Corn prices may return to the $7 a bushel area amid strong demand from U.S. ethanol producers and prospects China may need more of the grain to feed its livestock herds, agribusiness analyst Heather Jones said.

Since sinking to a seven-month low at the end of last September, December corn futures in Chicago have rallied 10 percent, partly because of recent, large purchases by China. In light of a tight global supply outlook, corn probably won’t trade much below $6 and potentially could reach $7 over the near-term, according to Jones, who’s with BB&T Capital Markets.

For U.S. livestock producers grappling with high feed costs, the prospect corn will remain expensive makes it important to maintain robust export beef, dairy and pork markets, Jones said.

“Longer-term, fundamentals point to a new price plateau” for corn, albeit likely below current levels, Jones wrote in an Oct. 24 report. “As a result, it is crucial that protein export demand remain strong and that producers maintain tight supply levels.”

In trading Oct. 25, December corn futures on CME Group fell ¼ cent to $6.50 ¾ a bushel. On Sept. 30, December futures settled at $5.92 ½, the lowest since mid-March. December futures haven’t traded above $7 since Sept. 20.

China’s corn imports during the 2011-12 marketing year are expected to double from the previous year, to 2 million metric tons, even with the country’s harvest increasing nearly 3 percent, to 182 million metric tons, according to U.S. Department of Agriculture forecasts.

But some observers, including the U.S. Grains Council, a Washington, D.C., trade association, estimate China’s crop below the USDA figure. The potential China may have to step up corn imports, combined with strong demand from top importers such as Mexico and Japan, is sure to pressure U.S. stockpiles already on track to hit a 16-year low in 2012.

“Supportive fundamentals are broad-based and include export demand, but as always, the outlook is somewhat murky,” Jones said. After China purchased U.S. corn “in a meaningful way” in recent weeks, the country’s demand profile for the remainder of the year “is a key wild card and projections of its import demand vary widely,” she said.

A mitigating factor for China’s corn needs, Jones added, is the country’s “vast” stockpiles of wheat, “which it may use to fill some feed demand,” she said.

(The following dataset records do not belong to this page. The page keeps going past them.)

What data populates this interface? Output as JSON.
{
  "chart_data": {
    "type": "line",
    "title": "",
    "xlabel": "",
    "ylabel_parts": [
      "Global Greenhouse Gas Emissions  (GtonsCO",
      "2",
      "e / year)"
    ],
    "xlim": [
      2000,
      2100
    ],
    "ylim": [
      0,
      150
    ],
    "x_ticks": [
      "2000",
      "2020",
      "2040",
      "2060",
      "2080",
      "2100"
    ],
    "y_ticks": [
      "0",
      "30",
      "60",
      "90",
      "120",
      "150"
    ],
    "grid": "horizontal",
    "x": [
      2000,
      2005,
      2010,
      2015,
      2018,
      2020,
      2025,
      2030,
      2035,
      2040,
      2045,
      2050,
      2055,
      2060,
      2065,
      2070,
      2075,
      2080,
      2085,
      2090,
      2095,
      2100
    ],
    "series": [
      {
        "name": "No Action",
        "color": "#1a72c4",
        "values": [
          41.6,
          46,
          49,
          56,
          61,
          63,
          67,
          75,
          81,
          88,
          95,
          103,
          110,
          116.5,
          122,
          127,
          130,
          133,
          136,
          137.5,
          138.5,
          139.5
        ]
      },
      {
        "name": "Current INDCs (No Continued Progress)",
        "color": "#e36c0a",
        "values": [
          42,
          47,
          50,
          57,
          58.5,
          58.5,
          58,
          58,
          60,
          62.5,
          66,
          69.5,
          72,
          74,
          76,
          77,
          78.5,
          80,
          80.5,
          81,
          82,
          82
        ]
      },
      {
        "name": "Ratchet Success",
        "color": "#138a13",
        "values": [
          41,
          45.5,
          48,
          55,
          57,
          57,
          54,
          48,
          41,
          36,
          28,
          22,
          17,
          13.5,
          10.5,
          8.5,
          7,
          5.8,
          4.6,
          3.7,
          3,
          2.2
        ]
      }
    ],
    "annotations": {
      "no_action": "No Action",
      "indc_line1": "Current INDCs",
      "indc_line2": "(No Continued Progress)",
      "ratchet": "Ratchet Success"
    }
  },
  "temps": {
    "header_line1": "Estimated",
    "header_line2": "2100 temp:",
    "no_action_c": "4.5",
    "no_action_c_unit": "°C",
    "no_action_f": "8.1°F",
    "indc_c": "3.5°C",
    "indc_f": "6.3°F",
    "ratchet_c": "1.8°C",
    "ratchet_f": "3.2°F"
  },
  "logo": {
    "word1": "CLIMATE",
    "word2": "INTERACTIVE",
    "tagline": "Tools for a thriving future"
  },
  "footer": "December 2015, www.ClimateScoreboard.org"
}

Strong U.S. beef and pork exports helped push cattle and hog prices to all-time highs earlier this year, offsetting to some extent the impact of soaring feed costs. In pork, sharply higher Chinese shipments are a major factor in the industry’s robust exports, which are on pace to hit a record in 2011.

During the first eight months of the year, pork exports totaled 3.27 billion pounds, up 18 percent from the same period in 2010, according to USDA data. China bought 266.5 million pounds during that period, a nearly six-fold increase over a year earlier.

U.S. pork exports by value this year may exceed $5 billion for the first time and top the current record of nearly $4.9 billion in 2008, according to University of Missouri economist Ron Plain.

Beef exports during the first eight months of the year totaled 1.87 billion pounds, up 27 percent from the same period in 2010, according to USDA data. 

Associate Editor Rick Jordahl contributed to this report.